Unlike so many awe-struck, star-revering referees, Barnes was prepared to penalise him for playing the ball off his feet at the ruck and, in a trice, nullified one of New Zealand's most potent attacking weapons - turnover ball.

It was not because of Barnes New Zealand lost. They lost through a combination of their own arrogance and naivety as well as France's remarkably resilient defence.

They lost because they had no idea how to close out a game. Late on pummelling away at France's line for 26 phases of play not once did it occur to them they might position themselves for a drop goal attempt. Their only attempt at such had come earlier from Dan Carter from some 55m out.

I hope Carter was struggling with his calf injury throughout the match.

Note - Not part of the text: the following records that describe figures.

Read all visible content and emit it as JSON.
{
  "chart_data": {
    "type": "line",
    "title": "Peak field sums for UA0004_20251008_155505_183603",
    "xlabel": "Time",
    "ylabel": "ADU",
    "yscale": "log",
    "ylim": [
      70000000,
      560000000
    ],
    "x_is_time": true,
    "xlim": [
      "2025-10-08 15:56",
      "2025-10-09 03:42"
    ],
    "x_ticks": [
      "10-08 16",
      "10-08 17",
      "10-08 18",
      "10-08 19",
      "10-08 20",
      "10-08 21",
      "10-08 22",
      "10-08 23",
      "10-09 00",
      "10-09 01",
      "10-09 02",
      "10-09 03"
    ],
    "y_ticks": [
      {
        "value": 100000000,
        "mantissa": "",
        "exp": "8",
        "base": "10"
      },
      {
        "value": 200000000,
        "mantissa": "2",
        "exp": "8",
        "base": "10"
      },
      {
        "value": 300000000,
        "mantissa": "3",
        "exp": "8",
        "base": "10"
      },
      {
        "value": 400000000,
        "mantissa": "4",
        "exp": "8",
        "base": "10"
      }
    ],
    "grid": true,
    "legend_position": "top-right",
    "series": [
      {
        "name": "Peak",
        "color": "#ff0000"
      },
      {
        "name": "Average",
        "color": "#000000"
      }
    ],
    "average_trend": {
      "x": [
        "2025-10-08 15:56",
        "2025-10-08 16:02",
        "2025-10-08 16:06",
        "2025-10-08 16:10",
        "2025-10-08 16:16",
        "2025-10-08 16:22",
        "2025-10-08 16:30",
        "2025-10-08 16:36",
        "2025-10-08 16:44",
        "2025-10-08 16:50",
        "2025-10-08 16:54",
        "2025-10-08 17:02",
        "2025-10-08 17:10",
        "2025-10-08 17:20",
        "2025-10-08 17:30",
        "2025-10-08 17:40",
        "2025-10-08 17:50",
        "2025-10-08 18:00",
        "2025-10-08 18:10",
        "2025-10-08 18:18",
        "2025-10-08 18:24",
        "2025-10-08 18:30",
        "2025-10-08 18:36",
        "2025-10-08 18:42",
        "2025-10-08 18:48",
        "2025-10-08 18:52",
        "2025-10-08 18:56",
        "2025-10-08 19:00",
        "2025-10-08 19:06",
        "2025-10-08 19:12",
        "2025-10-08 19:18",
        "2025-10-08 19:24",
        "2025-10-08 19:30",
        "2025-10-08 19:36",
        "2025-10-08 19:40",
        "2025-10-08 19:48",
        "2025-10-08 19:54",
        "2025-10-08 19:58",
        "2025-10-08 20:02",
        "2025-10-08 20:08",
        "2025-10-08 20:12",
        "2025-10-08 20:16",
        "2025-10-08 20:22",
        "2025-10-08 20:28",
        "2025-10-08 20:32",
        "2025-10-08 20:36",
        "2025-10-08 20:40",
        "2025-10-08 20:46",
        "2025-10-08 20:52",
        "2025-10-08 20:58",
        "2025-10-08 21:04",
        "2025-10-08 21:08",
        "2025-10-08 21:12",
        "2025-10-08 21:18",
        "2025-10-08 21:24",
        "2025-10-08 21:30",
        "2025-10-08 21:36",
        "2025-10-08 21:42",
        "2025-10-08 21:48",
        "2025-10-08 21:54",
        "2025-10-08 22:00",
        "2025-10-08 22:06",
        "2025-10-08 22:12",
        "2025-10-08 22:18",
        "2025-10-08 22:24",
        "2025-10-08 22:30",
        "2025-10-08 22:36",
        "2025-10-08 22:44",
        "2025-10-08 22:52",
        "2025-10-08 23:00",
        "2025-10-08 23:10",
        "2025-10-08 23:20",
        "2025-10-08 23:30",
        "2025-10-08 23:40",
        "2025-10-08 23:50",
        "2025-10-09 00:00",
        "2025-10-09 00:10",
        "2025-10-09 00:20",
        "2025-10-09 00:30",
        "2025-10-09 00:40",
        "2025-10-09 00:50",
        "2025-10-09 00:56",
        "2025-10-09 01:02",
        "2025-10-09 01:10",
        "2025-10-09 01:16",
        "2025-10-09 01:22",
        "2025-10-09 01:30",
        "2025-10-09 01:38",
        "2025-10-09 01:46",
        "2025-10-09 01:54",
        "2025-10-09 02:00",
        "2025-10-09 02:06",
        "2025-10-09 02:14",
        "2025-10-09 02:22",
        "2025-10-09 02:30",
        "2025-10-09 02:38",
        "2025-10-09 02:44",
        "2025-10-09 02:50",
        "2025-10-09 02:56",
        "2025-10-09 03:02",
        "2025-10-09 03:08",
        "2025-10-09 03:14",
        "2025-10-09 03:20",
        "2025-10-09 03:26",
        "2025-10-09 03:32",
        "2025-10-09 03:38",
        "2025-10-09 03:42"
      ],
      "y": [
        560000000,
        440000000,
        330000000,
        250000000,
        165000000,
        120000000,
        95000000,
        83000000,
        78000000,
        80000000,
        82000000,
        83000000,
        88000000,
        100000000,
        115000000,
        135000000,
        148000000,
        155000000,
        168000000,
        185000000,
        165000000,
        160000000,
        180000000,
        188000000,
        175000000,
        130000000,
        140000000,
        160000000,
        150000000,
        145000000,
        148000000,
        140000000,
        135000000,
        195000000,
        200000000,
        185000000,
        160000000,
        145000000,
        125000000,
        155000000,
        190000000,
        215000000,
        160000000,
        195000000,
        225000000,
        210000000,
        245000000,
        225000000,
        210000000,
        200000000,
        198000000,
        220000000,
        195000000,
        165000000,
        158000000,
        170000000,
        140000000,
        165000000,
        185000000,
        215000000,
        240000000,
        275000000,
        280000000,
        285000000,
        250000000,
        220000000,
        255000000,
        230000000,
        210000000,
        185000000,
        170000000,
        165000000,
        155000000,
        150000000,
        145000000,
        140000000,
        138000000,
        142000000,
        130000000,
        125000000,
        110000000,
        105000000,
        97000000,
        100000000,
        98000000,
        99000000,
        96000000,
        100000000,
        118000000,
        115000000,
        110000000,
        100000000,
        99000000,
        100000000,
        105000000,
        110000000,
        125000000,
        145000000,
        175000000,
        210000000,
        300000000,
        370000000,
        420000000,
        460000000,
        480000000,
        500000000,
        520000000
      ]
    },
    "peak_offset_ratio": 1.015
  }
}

Because if he was not, then he is not the player we thought he was. What on earth was he doing attempting a cross kick in his own 22 during the first half? New Zealand were only 13 points up not 30.

I wrote in these pages some weeks ago that the northern hemisphere's structure to a season is all wrong compared to that in the south. I still adhere to that.

Everyone would still benefit from a British League at worst, a European League at worst. Even if England do achieve the unthinkable and retain their crown. It could happen now, you know.

But what I had failed to pay attention to is the lack of knockout rugby played down south. Its absence was written all over New Zealand's increasingly frantic second half performance.

The Tri-Nations rarely has the death-or-glory element of a Grand Slam decider. In Super 14 there is always another day.

Not for New Zealand and Australia now there isn't. I won't abuse them too much. That's been done in spades elsewhere this week. What I will use is a word called schadenfreude'.

A lot of mates abuse me for using it when writing. Too clever they say. So I thought I'd look it up to check I was using its correct meaning. It is a German word meaning "the malicious enjoyment of another's misfortunes".

Don't tell me you haven't been experiencing some of that since New Zealand and Australia lost last weekend.